# Cervelo P2C rear hydration setups



## gmarch (Apr 18, 2007)

Hi folks,

I just purchased a 2007 P2C with the IAA seatpost. I was wondering if anyone has put a behind the seat bottle cage on this bike, and if so, which one?

I guess Cervelo doesn't actually have anything yet available for the IAA. As a result, I was looking at the Hydrotail (http://www.trisports.com/hydrotail.html) as a possible solution. Will this fit with that seatpost? It seems that it should be independent of the post, but I read somewhere that there could be problems.

Thanks,

/greg


----------



## Kestreljr (Jan 10, 2007)

I have seen the hydrotail in person, and I don't see how it could be a problem. It attaches to the rails of the seat- so you should be just fine.
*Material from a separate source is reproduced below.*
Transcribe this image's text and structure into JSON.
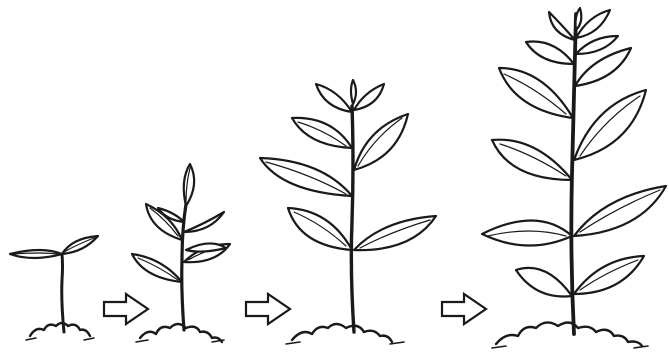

The only question I could think of, is if your seat is pushed all the way forward, there might not be enough room....


----------



## fortis4 (Oct 25, 2007)

*hydration setup*

I have a 2006 P2C and use the Xlab flatwing which works very well as it also just attaches to the seat rail.


----------



## simplyhankk (Jan 30, 2008)

check these out

https://lh3.google.com/ailurophilefive/RrsO_fjC9yI/AAAAAAAAAAs/m9mBIYQbIng/s800/Cervelo.jpg

and 

https://us3.pixagogo.com/S5yfZ0qxqd1GSmv7AebEnoQpRsOIrdzhVKfdSQ9goejXX!DR8Q94nkIiu5JNzQn7ZqEUdWLNEz5wYZ1JDo61lqkhoOCtdBOP0uyfqkCj-4QWI_/DSC08610.JPG


----------